Monday, July 31, 2023

Q&A with Sophie Overett

 


 

 

Sophie Overett is the author of the novel The Rabbits. Also an editor, podcaster, and cultural producer, she is based in Melbourne, Australia. 

 

Q: What inspired you to write The Rabbits?

 

A: There’s a smell the air gets in my hometown of Brisbane right before a storm hits. Something fresh and earthy and impossible to really describe. It worms up your nose though and licks at your skin, the humidity synonymous with a sub-tropical city making it somehow tangible, and it’s a smell, a feeling, I’ve always really loved.

 

Brisbane spent a lot of my adolescence in pretty intense droughts, so that feeling meant a break, it meant relief, even if only for a day or two.

 

It's a feeling that I found The Rabbits in, both literally and figuratively, as Brisbane’s relentless summers are the stage for this family story, but it’s also that sense of the emotional drought that happens with a fractured family in the long tail of grief. The past, and all the feelings held within that past, can’t be held off forever. The storm’ll hit, and despite yourself, you’ll feel it coming.

 

Q: In a review in The Guardian, Giselle Au-Nhien Nguyen wrote that “what makes the novel surprising, and different, is the magical realism that unexpectedly appears in this otherwise ordinary setting a third of the way in – and largely drives the narrative from that point forward. The result is a whirring, breathless tangle of reality and unreality, forcing the reader to question the truth, then question it again.” What do you think of that description?

 

A: It's a really lovely one! I adore magical realism. Isabel Allende, Kelly Link, and Ruth Ozeki are three of my favourite authors, and I love the way that they interweave moments of magic to reveal and conceal in equal measure. It’s what I hoped to try and emulate with The Rabbits.

 

Genre writing can sometimes get a bit of a bad rap, which is always a shame to me. I think there’s a real thrill to writing that utilises fantasy or science fiction or crime or romance to explore themes in different ways, and a deliberate and purposeful ambiguity is something that appeals to me a lot as a reader and was fun to experiment with as a writer. The fact that it’s resonated with people feels like its own sort of magic.

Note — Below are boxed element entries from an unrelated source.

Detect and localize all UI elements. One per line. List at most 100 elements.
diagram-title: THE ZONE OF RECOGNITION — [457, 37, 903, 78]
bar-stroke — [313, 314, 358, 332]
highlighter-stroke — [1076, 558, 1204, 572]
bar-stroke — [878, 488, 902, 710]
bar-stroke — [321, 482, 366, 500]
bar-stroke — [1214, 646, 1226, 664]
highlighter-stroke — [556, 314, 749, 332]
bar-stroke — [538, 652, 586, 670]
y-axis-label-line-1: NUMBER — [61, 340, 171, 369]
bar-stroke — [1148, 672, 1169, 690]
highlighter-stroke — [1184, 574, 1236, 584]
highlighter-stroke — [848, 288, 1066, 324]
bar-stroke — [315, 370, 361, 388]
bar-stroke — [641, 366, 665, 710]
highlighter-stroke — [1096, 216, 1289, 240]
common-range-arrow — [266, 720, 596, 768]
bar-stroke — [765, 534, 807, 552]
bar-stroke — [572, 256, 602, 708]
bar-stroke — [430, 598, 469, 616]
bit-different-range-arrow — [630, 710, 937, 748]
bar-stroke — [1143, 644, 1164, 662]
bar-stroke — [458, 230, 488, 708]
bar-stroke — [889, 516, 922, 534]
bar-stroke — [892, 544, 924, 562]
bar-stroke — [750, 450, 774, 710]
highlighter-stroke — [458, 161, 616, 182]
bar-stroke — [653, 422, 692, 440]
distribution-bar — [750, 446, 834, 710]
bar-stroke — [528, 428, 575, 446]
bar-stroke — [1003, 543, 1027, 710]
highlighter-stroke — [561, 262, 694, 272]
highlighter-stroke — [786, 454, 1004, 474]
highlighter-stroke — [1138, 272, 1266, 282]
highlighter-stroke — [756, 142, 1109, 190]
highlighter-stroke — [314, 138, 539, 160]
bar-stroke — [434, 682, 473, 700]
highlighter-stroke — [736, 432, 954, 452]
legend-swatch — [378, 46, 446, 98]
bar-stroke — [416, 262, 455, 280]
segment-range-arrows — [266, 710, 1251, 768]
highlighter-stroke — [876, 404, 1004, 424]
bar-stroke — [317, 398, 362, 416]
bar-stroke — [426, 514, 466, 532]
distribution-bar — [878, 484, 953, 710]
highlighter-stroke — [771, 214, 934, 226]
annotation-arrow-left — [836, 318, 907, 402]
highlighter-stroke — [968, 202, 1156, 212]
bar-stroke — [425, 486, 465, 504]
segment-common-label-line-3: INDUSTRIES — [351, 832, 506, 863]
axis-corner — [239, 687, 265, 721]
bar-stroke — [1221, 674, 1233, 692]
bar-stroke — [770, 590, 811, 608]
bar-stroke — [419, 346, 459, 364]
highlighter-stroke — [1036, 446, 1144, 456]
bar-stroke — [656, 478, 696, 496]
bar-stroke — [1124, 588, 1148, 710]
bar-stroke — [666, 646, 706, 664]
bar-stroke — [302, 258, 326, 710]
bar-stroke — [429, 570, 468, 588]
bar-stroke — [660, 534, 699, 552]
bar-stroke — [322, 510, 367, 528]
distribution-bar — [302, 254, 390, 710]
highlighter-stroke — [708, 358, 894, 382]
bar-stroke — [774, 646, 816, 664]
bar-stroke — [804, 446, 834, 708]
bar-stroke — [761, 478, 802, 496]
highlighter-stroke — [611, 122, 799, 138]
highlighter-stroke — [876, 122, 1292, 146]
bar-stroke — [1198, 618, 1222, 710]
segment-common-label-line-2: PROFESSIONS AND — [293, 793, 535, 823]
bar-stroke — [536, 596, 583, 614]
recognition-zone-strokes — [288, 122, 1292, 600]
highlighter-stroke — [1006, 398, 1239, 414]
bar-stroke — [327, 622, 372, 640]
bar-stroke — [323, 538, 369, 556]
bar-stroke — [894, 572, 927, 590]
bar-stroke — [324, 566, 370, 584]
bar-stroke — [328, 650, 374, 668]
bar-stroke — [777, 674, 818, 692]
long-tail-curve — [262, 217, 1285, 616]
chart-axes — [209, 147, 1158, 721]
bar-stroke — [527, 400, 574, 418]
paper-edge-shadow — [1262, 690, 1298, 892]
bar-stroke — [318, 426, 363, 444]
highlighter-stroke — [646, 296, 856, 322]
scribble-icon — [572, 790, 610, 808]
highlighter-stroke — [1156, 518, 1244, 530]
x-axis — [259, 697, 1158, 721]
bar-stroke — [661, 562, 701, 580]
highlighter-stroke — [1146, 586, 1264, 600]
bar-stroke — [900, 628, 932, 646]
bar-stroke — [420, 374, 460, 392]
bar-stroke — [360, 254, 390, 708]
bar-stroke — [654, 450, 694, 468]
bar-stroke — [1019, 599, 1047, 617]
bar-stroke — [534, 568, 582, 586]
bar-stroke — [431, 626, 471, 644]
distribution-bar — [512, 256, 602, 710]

Q: Did you know how the novel would end before you started writing it, or did you make many changes along the way?

 

A: Yeah, the ending was pretty set in my head, but I did make a few changes in terms of how I got there. I’m something between a plotter and a pantser. I do outline fairly extensively before I write, but I’m also really willing to let the story and the characters lead me too.

 

Some of my favourite scenes I’ve ever written have been ones I haven’t planned for at all, and so being open to pivoting from the plot (while also giving myself space after to work out what that means for the story) has been an important part of my creative process for a while, and was definitely something utilised with The Rabbits.

 

Q: What do you hope readers take away from the story?

 

A: I don’t know if there’s anything I hope they take away, actually. One of the things I love about reading is that I can give a book to a friend and when we talk about it, we’ll have taken completely different things away from it.

 

If anything, I do hope that readers might feel a part of this family, for better and for worse, and feel the loneliness and exhaustion and hope at the heart of each of them. Most of all though, I hope they might feel that very human need to be understood and seen by those closest to you, even when those relationships are tangled.

 

Q: What are you working on now?

 

A: Currently I’m elbow deep in writing an historical fiction novel which is set during Harry Houdini’s 1910 tour of Australia’s vaudeville circuit.

 

In a lot of ways, it feels like the polar opposite of The Rabbits, which is letting me cut my teeth on a whole new genre and set of themes, but in others, it sort of feels like it’s in conversation with it. After all, if The Rabbits is about finding magic where you least expect it, this new project is all about finding none where you’d expect to find it the most.

 

Q: Anything else we should know?

 

A: I hope you enjoy this story of magic and Brisbane and family secrets as much as I enjoyed writing it!